I think you were right the first time
posted by Grangousier at 1:54 AM on January 23, 2002


Excuse the hell out of me for mentioning my job in the most self-effacing, non-pretentious way I could think of at the time. I do get paid, and part of what I do at this point involves reworking stories conceived by other people so that they will be better movies.

I agree with donkeyschlong in that any starving and militant audience is of course going to view any piece of "art" they see as a metaphor for their own struggle, let alone a film that is actually about their struggle to begin with.

However, I think that the movie represents an effort to present moral complexity through some very conventional Hollywood storytelling techniques that are really too cheesy and obvious to contain the message they were trying to get across. It's a film that tries to get you emotionally absorbed without really justifying that absorbtion, and part of the problem is that they didn't, or wouldn't, or couldn't, portray the moral complexity of the story in a convincing way while retaining the schmaltzy, condescending, faux-slickness that is the hallmark of all Bruckheimer movies.

It's true that different people are going to see a movie in different ways, but after all, the people who make the movie don't (usually) intend it to be an abstract piece of modern art that doesn't in itself indicate anything. Every trick in the storyteller's book (film, fiction, whatever) is ultimately about drawing you into the "reality" of the piece and showing it to you from a certain perspective. You can do it right or you can do it wrong, and I think the creators of Black Hawk Down did a terrible job. If they had intended a sort of Kubrickian or Japanese piece that gets you confused about who to root for but keeps you drawn in anyway, I could respect that. But I really don't think that's what this movie is; you are intended to care deeply about what happens to the Americans. The fact that it so easily reads the other way around is a statement to me about what a bad job they did of conceiving it to begin with. Nazis watching Schindler's List, for example, are, in my opinion, not going to enjoy it, because there is a clear perspective on what you're seeing that permeates everything; that's what carries the movie forward to begin with.
posted by bingo at 2:08 PM on January 23, 2002


The Nazis probably would have cheered when Ralph Feinnes started picking off Jews with a rifle from his balcony. But that's because Nazis don't like Jews, not because Spielberg's a hack who needs a better filmic storyteller on his project.
posted by David Dark at 2:48 PM on January 23, 2002


Yes, but they would have understood quite clearly that the depiction of Nazis in the movie is negative. Because, as you say, Spielberg is not a hack, the Fiennes character is depicted through a combination of lighting, music, dialog, and other sound, framing of shots, Fiennes' own acting of course, etc., that are meant to tap into universal human emotions that more or less compel you to dislike him in a specific way.

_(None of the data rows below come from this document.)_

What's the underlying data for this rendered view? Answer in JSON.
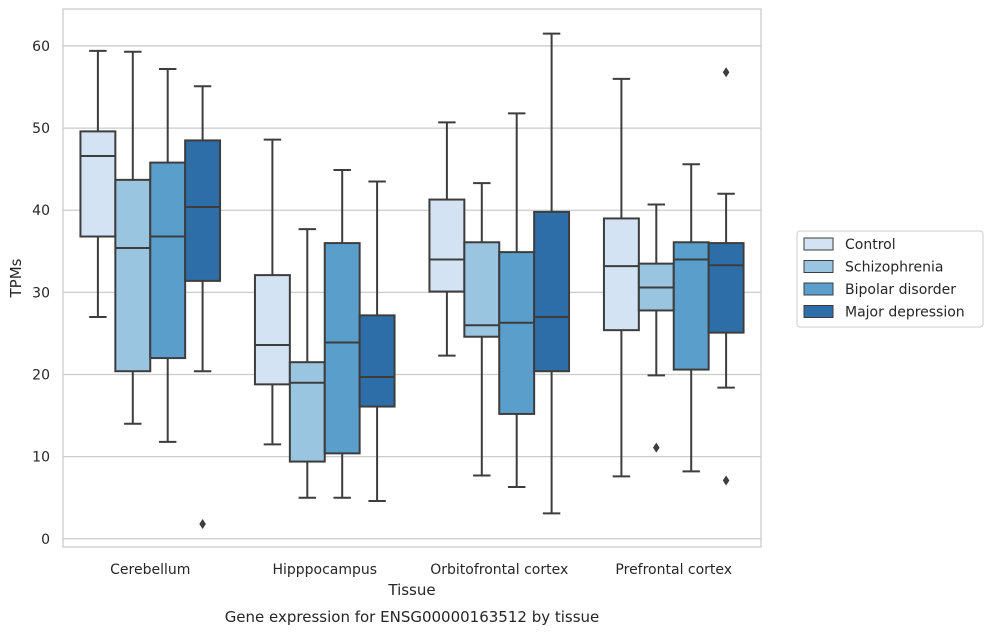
{
  "chart_data": {
    "type": "boxplot",
    "title": "",
    "caption": "Gene expression for ENSG00000163512 by tissue",
    "xlabel": "Tissue",
    "ylabel": "TPMs",
    "ylim": [
      -1,
      64.5
    ],
    "yticks": [
      0,
      10,
      20,
      30,
      40,
      50,
      60
    ],
    "grid": "horizontal",
    "legend_position": "right",
    "categories": [
      "Cerebellum",
      "Hipppocampus",
      "Orbitofrontal cortex",
      "Prefrontal cortex"
    ],
    "series": [
      {
        "name": "Control",
        "color": "#d3e3f3",
        "boxes": [
          {
            "whislo": 27.0,
            "q1": 36.8,
            "med": 46.6,
            "q3": 49.6,
            "whishi": 59.4,
            "fliers": []
          },
          {
            "whislo": 11.5,
            "q1": 18.8,
            "med": 23.6,
            "q3": 32.1,
            "whishi": 48.6,
            "fliers": []
          },
          {
            "whislo": 22.3,
            "q1": 30.1,
            "med": 34.0,
            "q3": 41.3,
            "whishi": 50.7,
            "fliers": []
          },
          {
            "whislo": 7.6,
            "q1": 25.4,
            "med": 33.2,
            "q3": 39.0,
            "whishi": 56.0,
            "fliers": []
          }
        ]
      },
      {
        "name": "Schizophrenia",
        "color": "#9ac5e0",
        "boxes": [
          {
            "whislo": 14.0,
            "q1": 20.4,
            "med": 35.4,
            "q3": 43.7,
            "whishi": 59.3,
            "fliers": []
          },
          {
            "whislo": 5.0,
            "q1": 9.4,
            "med": 19.0,
            "q3": 21.5,
            "whishi": 37.7,
            "fliers": []
          },
          {
            "whislo": 7.7,
            "q1": 24.6,
            "med": 26.0,
            "q3": 36.1,
            "whishi": 43.3,
            "fliers": []
          },
          {
            "whislo": 19.9,
            "q1": 27.8,
            "med": 30.6,
            "q3": 33.5,
            "whishi": 40.7,
            "fliers": [
              11.1
            ]
          }
        ]
      },
      {
        "name": "Bipolar disorder",
        "color": "#5a9fcc",
        "boxes": [
          {
            "whislo": 11.8,
            "q1": 22.0,
            "med": 36.8,
            "q3": 45.8,
            "whishi": 57.2,
            "fliers": []
          },
          {
            "whislo": 5.0,
            "q1": 10.4,
            "med": 23.9,
            "q3": 36.0,
            "whishi": 44.9,
            "fliers": []
          },
          {
            "whislo": 6.3,
            "q1": 15.2,
            "med": 26.3,
            "q3": 34.9,
            "whishi": 51.8,
            "fliers": []
          },
          {
            "whislo": 8.2,
            "q1": 20.6,
            "med": 34.0,
            "q3": 36.1,
            "whishi": 45.6,
            "fliers": []
          }
        ]
      },
      {
        "name": "Major depression",
        "color": "#2e6ea8",
        "boxes": [
          {
            "whislo": 20.4,
            "q1": 31.4,
            "med": 40.4,
            "q3": 48.5,
            "whishi": 55.1,
            "fliers": [
              1.8
            ]
          },
          {
            "whislo": 4.6,
            "q1": 16.1,
            "med": 19.7,
            "q3": 27.2,
            "whishi": 43.5,
            "fliers": []
          },
          {
            "whislo": 3.1,
            "q1": 20.4,
            "med": 27.0,
            "q3": 39.8,
            "whishi": 61.5,
            "fliers": []
          },
          {
            "whislo": 18.4,
            "q1": 25.1,
            "med": 33.3,
            "q3": 36.0,
            "whishi": 42.0,
            "fliers": [
              7.1,
              56.8
            ]
          }
        ]
      }
    ]
  }
}
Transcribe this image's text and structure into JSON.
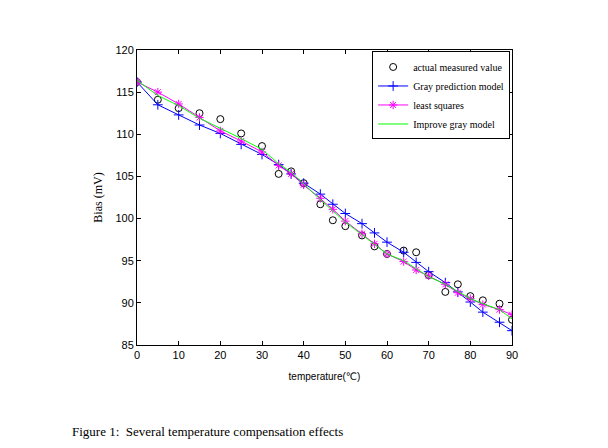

Contrast with, say, the Matrix, where a number of innocent people are killed, some of them by the heros, but our perspective is, or is meant to be, different. You can always read against the text of the movie, but I don't think Black Hawk Down was a very well-written text to begin with.

For those who wish to continue attacking the way I described my career, please do it here in order to spare the uninterested.
posted by bingo at 3:01 PM on January 23, 2002


But they still might have cheered. And then this thread would be called "Nazis cheer at bootleg Schindler's List screening" and your comments would be equally as misplaced and unsubstantiated.
posted by David Dark at 3:53 PM on January 23, 2002


Yes, and in that hypothetical situation, you might have had a point, too.